[patch] Unable to associate with already associated network on ipw3945 hardware
Jouni Malinen
j
Tue Sep 4 19:23:07 PDT 2007
On Tue, Sep 04, 2007 at 12:29:27PM +0200, Reinhard Tartler wrote:
> This is a forward for a bug filed by Scott Robinson against the
> wpasupplicant package in ubuntu. You can see the bug report here:
>
> https://bugs.launchpad.net/ubuntu/+source/wpasupplicant/+bug/135442
> > the ipw3945 driver does not send an association event in the case of a
> > requested association to the already associated AP.
Does the driver actually re-associate at this point or just ignore the
request? If it re-associates, I would certainly expect it to report the
association. If not, I would have expected it to reassociate and
consequently, report the association.. ;-)
> > wpasupplicant expects this but won't request a disassociation due to
> > the bssid never being filled in its internal view of the wireless
> > interface.
> >
> > The attached patch can be placed in the debian/patches directory for
> > wpasupplicant and will fill in the data structures and request a
> > disassociation, thereby solving the problem.

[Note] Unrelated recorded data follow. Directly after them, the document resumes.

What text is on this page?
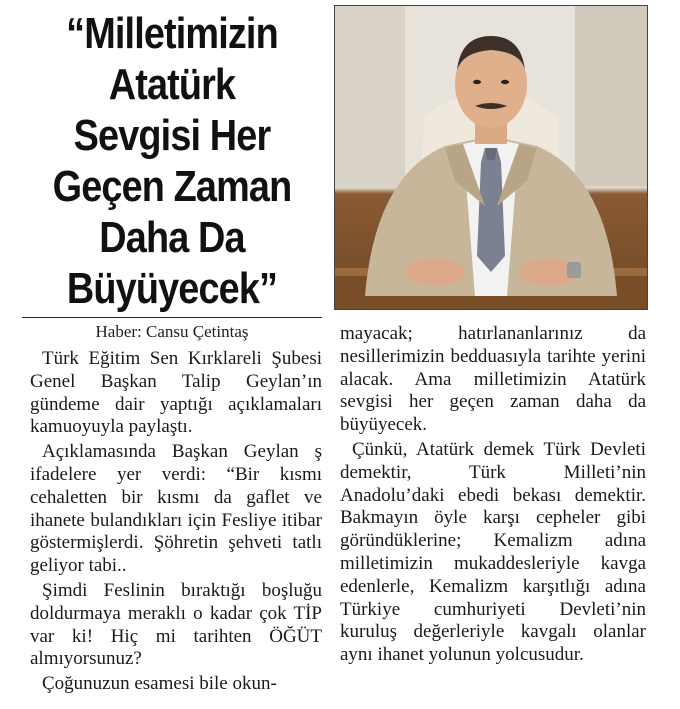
“Milletimizin Atatürk Sevgisi Her Geçen Zaman Daha Da Büyüyecek”
Haber: Cansu Çetintaş

Türk Eğitim Sen Kırklareli Şubesi Genel Başkan Talip Geylan’ın gündeme dair yaptığı açıklamaları kamuoyuyla paylaştı.

Açıklamasında Başkan Geylan ş ifadelere yer verdi: “Bir kısmı cehaletten bir kısmı da gaflet ve ihanete bulandıkları için Fesliye itibar göstermişlerdi. Şöhretin şehveti tatlı geliyor tabi..

Şimdi Feslinin bıraktığı boşluğu doldurmaya meraklı o kadar çok TİP var ki! Hiç mi tarihten ÖĞÜT almıyorsunuz?

Çoğunuzun esamesi bile okun-

mayacak; hatırlananlarınız da nesillerimizin bedduasıyla tarihte yerini alacak. Ama milletimizin Atatürk sevgisi her geçen zaman daha da büyüyecek.

Çünkü, Atatürk demek Türk Devleti demektir, Türk Milleti’nin Anadolu’daki ebedi bekası demektir. Bakmayın öyle karşı cepheler gibi göründüklerine; Kemalizm adına milletimizin mukaddesleriyle kavga edenlerle, Kemalizm karşıtlığı adına Türkiye cumhuriyeti Devleti’nin kuruluş değerleriyle kavgalı olanlar aynı ihanet yolunun yolcusudur.
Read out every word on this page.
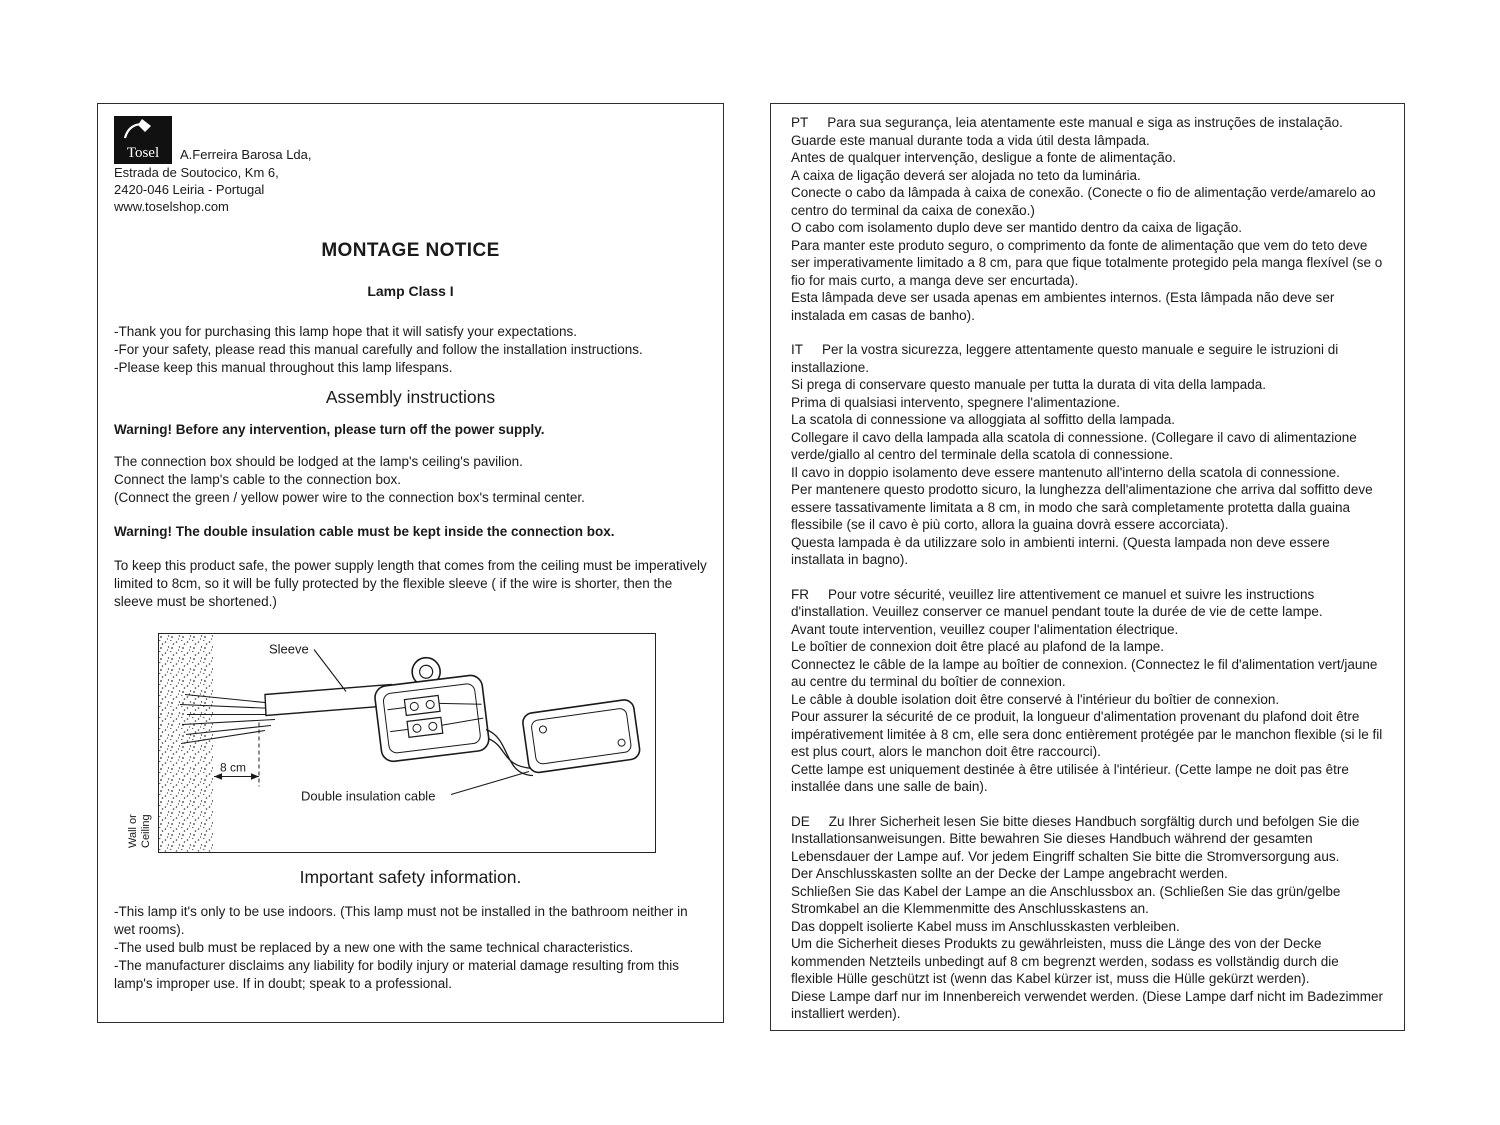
Tosel A.Ferreira Barosa Lda,
Estrada de Soutocico, Km 6,
2420-046 Leiria - Portugal
www.toselshop.com
MONTAGE NOTICE
Lamp Class I
-Thank you for purchasing this lamp hope that it will satisfy your expectations.
-For your safety, please read this manual carefully and follow the installation instructions.
-Please keep this manual throughout this lamp lifespans.
Assembly instructions
Warning! Before any intervention, please turn off the power supply.
The connection box should be lodged at the lamp's ceiling's pavilion.
Connect the lamp's cable to the connection box.
(Connect the green / yellow power wire to the connection box's terminal center.
Warning! The double insulation cable must be kept inside the connection box.
To keep this product safe, the power supply length that comes from the ceiling must be imperatively limited to 8cm, so it will be fully protected by the flexible sleeve ( if the wire is shorter, then the sleeve must be shortened.)
Sleeve
8 cm
Double insulation cable
Wall or Ceiling
Important safety information.
-This lamp it's only to be use indoors. (This lamp must not be installed in the bathroom neither in wet rooms).
-The used bulb must be replaced by a new one with the same technical characteristics.
-The manufacturer disclaims any liability for bodily injury or material damage resulting from this lamp's improper use. If in doubt; speak to a professional.
PT Para sua segurança, leia atentamente este manual e siga as instruções de instalação.
Guarde este manual durante toda a vida útil desta lâmpada.
Antes de qualquer intervenção, desligue a fonte de alimentação.
A caixa de ligação deverá ser alojada no teto da luminária.
Conecte o cabo da lâmpada à caixa de conexão. (Conecte o fio de alimentação verde/amarelo ao centro do terminal da caixa de conexão.)
O cabo com isolamento duplo deve ser mantido dentro da caixa de ligação.
Para manter este produto seguro, o comprimento da fonte de alimentação que vem do teto deve ser imperativamente limitado a 8 cm, para que fique totalmente protegido pela manga flexível (se o fio for mais curto, a manga deve ser encurtada).
Esta lâmpada deve ser usada apenas em ambientes internos. (Esta lâmpada não deve ser instalada em casas de banho).
IT Per la vostra sicurezza, leggere attentamente questo manuale e seguire le istruzioni di installazione.
Si prega di conservare questo manuale per tutta la durata di vita della lampada.
Prima di qualsiasi intervento, spegnere l'alimentazione.
La scatola di connessione va alloggiata al soffitto della lampada.
Collegare il cavo della lampada alla scatola di connessione. (Collegare il cavo di alimentazione verde/giallo al centro del terminale della scatola di connessione.
Il cavo in doppio isolamento deve essere mantenuto all'interno della scatola di connessione.
Per mantenere questo prodotto sicuro, la lunghezza dell'alimentazione che arriva dal soffitto deve essere tassativamente limitata a 8 cm, in modo che sarà completamente protetta dalla guaina flessibile (se il cavo è più corto, allora la guaina dovrà essere accorciata).
Questa lampada è da utilizzare solo in ambienti interni. (Questa lampada non deve essere installata in bagno).
FR Pour votre sécurité, veuillez lire attentivement ce manuel et suivre les instructions d'installation. Veuillez conserver ce manuel pendant toute la durée de vie de cette lampe.
Avant toute intervention, veuillez couper l'alimentation électrique.
Le boîtier de connexion doit être placé au plafond de la lampe.
Connectez le câble de la lampe au boîtier de connexion. (Connectez le fil d'alimentation vert/jaune au centre du terminal du boîtier de connexion.
Le câble à double isolation doit être conservé à l'intérieur du boîtier de connexion.
Pour assurer la sécurité de ce produit, la longueur d'alimentation provenant du plafond doit être impérativement limitée à 8 cm, elle sera donc entièrement protégée par le manchon flexible (si le fil est plus court, alors le manchon doit être raccourci).
Cette lampe est uniquement destinée à être utilisée à l'intérieur. (Cette lampe ne doit pas être installée dans une salle de bain).
DE Zu Ihrer Sicherheit lesen Sie bitte dieses Handbuch sorgfältig durch und befolgen Sie die Installationsanweisungen. Bitte bewahren Sie dieses Handbuch während der gesamten Lebensdauer der Lampe auf. Vor jedem Eingriff schalten Sie bitte die Stromversorgung aus.
Der Anschlusskasten sollte an der Decke der Lampe angebracht werden.
Schließen Sie das Kabel der Lampe an die Anschlussbox an. (Schließen Sie das grün/gelbe Stromkabel an die Klemmenmitte des Anschlusskastens an.
Das doppelt isolierte Kabel muss im Anschlusskasten verbleiben.
Um die Sicherheit dieses Produkts zu gewährleisten, muss die Länge des von der Decke kommenden Netzteils unbedingt auf 8 cm begrenzt werden, sodass es vollständig durch die flexible Hülle geschützt ist (wenn das Kabel kürzer ist, muss die Hülle gekürzt werden).
Diese Lampe darf nur im Innenbereich verwendet werden. (Diese Lampe darf nicht im Badezimmer installiert werden).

I'm not that keen on forcing the disassociation at this point
unconditionally, but I do have to admit that I ended up doing exactly
the same with driver_ndis.c. Then again, with Linux, I would expect us
to be more likely to be able to make drivers behave more sanely than in
the NDIS case..
> --- wpa_supplicant/wpa_supplicant.c.orig 2007-05-28 10:26:55.000000000 -0700
> +++ wpa_supplicant/wpa_supplicant.c 2007-08-24 19:08:22.000000000 -0700
> @@ -2107,6 +2107,11 @@
> wpa_printf(MSG_DEBUG, "RSN: flushing PMKID list in the driver");
> wpa_drv_flush_pmkid(wpa_s);
>
> + /* Disassociate the interface on startup, as WPAS has presumptions
> + * about the whole mess. */
> + wpa_supplicant_get_bssid(wpa_s, wpa_s->bssid);
> + wpa_supplicant_disassociate(wpa_s, WLAN_REASON_UNSPECIFIED);
What is the get_bssid used for here if the next operation is to request
disassociation immediately? The wording of that comment is not that
helpful here..
Using get_bssid to figure out whether the driver is associated and then
do something differently could be one option. However, with WPA it is
often best to just force the driver to re-associate. I would just expect
the driver to do this (and report new association) when we ask it to
associate; even if this is for the same BSS that was used before.